Reputation: 903
I have a specific number format as: 1-2345678908765 where first digit is separated by '-' and thirteen number following it. I tried using:
[]?[0-9]\-^[0-9]{1,13}$
but didn't work.
Thanks in Advance
Sanjay Suman
Upvotes: 0
Views: 86
Reputation: 7260
Working on this please try for grouping and may be this is usefully for your needs in future e.g. find and replace. If you want to find all lines beginning with "1":
(^1{1})-([0-9]{13})
To exchange the first and second value you pnly need a "\2-\1" in the "Replace" textbox of NotePad++ for example.
BTW - please check https://www.regex101.com/ for your needs.
Upvotes: 0
Reputation: 70732
It seems your regular expression syntax is malformed, the first issue is that []?[0-9]
if using (PCRE) forms a character class which matches any one character from the set of characters.
Otherwise, []?
does a zero-width match because you have an empty optional class.

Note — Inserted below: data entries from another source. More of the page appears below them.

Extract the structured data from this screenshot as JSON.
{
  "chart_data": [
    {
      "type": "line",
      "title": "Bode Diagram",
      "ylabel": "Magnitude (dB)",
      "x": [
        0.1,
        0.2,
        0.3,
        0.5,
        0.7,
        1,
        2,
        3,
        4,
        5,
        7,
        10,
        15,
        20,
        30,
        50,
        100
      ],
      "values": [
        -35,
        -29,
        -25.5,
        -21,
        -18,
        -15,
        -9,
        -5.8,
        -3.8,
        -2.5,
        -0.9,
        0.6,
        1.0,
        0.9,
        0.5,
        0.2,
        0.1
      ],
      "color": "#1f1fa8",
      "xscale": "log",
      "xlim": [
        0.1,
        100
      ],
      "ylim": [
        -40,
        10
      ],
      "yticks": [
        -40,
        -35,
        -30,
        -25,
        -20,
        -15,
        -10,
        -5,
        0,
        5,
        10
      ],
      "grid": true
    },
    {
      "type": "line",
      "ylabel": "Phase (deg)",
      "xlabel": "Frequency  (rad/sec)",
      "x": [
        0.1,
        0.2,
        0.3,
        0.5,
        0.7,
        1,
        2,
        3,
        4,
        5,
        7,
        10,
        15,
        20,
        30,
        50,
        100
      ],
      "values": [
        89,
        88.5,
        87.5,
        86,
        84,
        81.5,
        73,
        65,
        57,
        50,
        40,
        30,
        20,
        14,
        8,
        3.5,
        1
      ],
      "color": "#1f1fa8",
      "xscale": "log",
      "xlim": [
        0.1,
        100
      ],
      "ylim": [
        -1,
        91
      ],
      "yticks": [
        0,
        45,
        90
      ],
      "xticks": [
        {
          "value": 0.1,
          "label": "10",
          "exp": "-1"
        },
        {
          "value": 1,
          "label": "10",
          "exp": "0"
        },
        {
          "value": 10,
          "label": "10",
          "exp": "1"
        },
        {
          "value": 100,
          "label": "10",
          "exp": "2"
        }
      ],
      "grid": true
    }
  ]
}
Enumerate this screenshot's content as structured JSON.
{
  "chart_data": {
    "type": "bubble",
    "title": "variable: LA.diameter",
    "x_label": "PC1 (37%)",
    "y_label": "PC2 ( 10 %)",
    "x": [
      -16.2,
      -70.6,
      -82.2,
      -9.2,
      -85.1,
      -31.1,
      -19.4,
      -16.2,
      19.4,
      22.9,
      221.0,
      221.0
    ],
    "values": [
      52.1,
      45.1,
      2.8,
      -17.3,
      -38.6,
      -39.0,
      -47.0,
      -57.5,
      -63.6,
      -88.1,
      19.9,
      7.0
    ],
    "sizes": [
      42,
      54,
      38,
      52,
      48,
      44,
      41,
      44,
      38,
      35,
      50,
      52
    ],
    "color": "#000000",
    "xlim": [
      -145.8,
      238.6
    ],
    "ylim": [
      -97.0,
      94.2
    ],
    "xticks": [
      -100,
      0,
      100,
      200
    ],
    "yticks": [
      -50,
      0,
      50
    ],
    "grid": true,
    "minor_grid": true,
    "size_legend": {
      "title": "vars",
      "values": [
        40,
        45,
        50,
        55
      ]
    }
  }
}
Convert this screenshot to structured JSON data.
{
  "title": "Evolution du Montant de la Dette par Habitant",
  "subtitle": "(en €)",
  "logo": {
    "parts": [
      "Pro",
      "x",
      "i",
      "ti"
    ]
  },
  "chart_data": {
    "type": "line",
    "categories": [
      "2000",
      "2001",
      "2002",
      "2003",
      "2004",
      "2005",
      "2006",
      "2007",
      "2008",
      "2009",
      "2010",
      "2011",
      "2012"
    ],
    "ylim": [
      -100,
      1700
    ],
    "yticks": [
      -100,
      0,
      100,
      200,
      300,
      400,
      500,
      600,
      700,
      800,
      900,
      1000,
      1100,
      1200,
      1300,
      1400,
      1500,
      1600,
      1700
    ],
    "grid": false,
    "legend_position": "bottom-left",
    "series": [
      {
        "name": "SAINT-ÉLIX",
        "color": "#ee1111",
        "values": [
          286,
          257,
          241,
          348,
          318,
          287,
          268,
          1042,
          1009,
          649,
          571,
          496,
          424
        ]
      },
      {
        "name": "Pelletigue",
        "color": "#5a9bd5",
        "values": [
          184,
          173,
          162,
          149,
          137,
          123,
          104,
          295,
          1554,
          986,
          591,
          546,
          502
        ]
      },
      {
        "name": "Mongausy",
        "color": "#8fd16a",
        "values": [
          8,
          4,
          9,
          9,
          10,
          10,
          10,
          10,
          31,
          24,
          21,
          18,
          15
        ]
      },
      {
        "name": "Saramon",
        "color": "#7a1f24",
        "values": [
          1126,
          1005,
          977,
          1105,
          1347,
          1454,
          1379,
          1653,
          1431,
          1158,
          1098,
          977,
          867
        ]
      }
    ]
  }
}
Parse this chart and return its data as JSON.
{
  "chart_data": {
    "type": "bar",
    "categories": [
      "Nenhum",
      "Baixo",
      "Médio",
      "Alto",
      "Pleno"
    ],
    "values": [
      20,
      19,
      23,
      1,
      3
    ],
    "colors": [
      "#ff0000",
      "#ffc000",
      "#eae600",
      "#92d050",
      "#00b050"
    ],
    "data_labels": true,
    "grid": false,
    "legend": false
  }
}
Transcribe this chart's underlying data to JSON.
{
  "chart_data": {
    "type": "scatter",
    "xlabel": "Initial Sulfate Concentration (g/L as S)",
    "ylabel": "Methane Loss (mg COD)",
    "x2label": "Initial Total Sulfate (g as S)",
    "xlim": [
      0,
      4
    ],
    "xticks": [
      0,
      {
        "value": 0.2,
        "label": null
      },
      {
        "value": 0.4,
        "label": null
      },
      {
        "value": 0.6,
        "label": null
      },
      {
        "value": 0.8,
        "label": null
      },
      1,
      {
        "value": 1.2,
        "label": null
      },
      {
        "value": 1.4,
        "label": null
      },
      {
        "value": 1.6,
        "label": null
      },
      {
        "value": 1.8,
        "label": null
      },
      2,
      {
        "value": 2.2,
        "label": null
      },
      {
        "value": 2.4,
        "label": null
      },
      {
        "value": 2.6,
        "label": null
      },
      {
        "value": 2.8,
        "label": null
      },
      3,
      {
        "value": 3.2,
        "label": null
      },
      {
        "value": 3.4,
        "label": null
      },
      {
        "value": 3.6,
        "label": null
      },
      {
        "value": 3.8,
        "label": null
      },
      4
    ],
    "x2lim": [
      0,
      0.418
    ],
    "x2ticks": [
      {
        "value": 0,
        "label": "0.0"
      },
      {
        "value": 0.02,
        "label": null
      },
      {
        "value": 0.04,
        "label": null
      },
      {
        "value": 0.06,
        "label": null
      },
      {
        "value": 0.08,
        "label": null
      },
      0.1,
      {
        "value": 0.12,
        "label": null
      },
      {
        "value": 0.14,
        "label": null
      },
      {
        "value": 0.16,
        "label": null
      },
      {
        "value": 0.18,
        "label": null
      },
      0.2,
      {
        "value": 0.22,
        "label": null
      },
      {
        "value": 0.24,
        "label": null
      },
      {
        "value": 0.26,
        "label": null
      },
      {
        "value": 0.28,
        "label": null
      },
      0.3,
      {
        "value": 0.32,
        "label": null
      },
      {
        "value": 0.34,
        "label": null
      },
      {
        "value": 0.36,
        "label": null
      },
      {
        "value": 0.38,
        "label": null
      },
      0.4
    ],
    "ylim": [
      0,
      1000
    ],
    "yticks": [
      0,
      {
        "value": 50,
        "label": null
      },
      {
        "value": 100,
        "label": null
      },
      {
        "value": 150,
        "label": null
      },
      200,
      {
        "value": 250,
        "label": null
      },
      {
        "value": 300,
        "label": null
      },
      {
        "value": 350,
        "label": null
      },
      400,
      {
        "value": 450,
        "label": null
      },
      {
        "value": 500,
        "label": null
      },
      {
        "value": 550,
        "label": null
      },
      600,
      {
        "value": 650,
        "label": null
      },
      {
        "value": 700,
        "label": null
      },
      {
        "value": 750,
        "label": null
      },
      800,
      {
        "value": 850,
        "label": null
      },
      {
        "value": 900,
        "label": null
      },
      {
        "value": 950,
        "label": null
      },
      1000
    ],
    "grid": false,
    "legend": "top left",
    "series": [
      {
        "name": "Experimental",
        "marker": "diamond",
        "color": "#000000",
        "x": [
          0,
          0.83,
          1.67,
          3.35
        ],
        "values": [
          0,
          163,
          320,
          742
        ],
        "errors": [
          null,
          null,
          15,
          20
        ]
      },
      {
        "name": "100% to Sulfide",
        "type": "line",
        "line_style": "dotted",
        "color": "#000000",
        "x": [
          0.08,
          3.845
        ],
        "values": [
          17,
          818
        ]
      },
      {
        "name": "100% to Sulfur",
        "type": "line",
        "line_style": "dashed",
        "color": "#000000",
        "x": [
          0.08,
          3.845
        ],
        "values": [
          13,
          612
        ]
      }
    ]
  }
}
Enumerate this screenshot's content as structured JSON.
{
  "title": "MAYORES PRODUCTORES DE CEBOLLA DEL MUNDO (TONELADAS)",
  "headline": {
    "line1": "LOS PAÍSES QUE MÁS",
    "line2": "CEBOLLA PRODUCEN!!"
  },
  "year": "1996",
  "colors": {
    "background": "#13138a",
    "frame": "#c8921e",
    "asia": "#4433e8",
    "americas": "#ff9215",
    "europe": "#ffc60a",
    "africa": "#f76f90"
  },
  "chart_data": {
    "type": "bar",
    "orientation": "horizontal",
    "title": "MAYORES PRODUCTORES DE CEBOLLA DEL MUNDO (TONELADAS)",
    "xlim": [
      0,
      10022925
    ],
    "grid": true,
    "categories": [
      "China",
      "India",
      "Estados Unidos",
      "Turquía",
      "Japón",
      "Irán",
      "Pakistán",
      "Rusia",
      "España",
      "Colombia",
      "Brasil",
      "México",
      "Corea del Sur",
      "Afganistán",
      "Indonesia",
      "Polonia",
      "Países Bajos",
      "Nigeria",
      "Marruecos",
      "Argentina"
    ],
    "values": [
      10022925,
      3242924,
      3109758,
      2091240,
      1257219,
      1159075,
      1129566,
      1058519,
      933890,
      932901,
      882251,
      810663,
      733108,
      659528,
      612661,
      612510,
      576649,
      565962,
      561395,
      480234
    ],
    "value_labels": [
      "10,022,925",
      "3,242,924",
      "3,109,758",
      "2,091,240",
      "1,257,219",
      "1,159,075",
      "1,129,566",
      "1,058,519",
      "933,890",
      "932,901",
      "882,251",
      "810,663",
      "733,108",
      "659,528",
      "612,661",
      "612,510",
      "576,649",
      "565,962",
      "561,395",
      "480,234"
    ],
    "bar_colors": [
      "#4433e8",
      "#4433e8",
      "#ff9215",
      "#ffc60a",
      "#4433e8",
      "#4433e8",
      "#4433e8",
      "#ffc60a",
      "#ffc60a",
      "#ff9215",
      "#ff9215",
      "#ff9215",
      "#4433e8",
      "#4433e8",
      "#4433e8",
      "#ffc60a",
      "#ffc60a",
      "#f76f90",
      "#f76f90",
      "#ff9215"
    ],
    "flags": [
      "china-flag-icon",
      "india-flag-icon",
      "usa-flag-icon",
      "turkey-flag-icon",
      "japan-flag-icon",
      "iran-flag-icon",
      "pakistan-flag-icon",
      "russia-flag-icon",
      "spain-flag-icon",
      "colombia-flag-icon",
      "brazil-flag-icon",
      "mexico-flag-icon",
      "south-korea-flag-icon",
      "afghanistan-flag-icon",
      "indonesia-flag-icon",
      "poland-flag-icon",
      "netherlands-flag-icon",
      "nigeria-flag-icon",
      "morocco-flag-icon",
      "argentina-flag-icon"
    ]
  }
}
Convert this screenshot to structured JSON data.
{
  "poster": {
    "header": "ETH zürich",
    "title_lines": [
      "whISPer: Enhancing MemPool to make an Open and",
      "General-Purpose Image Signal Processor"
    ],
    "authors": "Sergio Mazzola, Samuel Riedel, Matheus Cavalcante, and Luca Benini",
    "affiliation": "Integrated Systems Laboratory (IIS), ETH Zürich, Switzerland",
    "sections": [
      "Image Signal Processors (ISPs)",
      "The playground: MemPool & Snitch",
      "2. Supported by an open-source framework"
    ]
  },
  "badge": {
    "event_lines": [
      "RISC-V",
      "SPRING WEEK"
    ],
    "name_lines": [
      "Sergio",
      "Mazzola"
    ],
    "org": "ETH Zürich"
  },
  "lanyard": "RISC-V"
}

You also have the beginning of string ^
anchor placed after the hyphen in which the following numbers do not assert at that given position in the string.
You can use the following regex instead:
^[0-9]-[0-9]{13}$
Explanation:
^ # the beginning of the string
[0-9] # any character of: '0' to '9'
- # '-'
[0-9]{13} # any character of: '0' to '9' (13 times)
$ # before an optional \n, and the end of the string
Upvotes: 3
Reputation: 41
Try /^[0-9][\-][0-9]{13}$/gm
You can test out regular expressions at regexr.com
Upvotes: 0
Reputation: 115
"/^[0-9][-][0-9]{13}$/"
It will match a single number, followed by 1 hypen, followed by 13 numbers.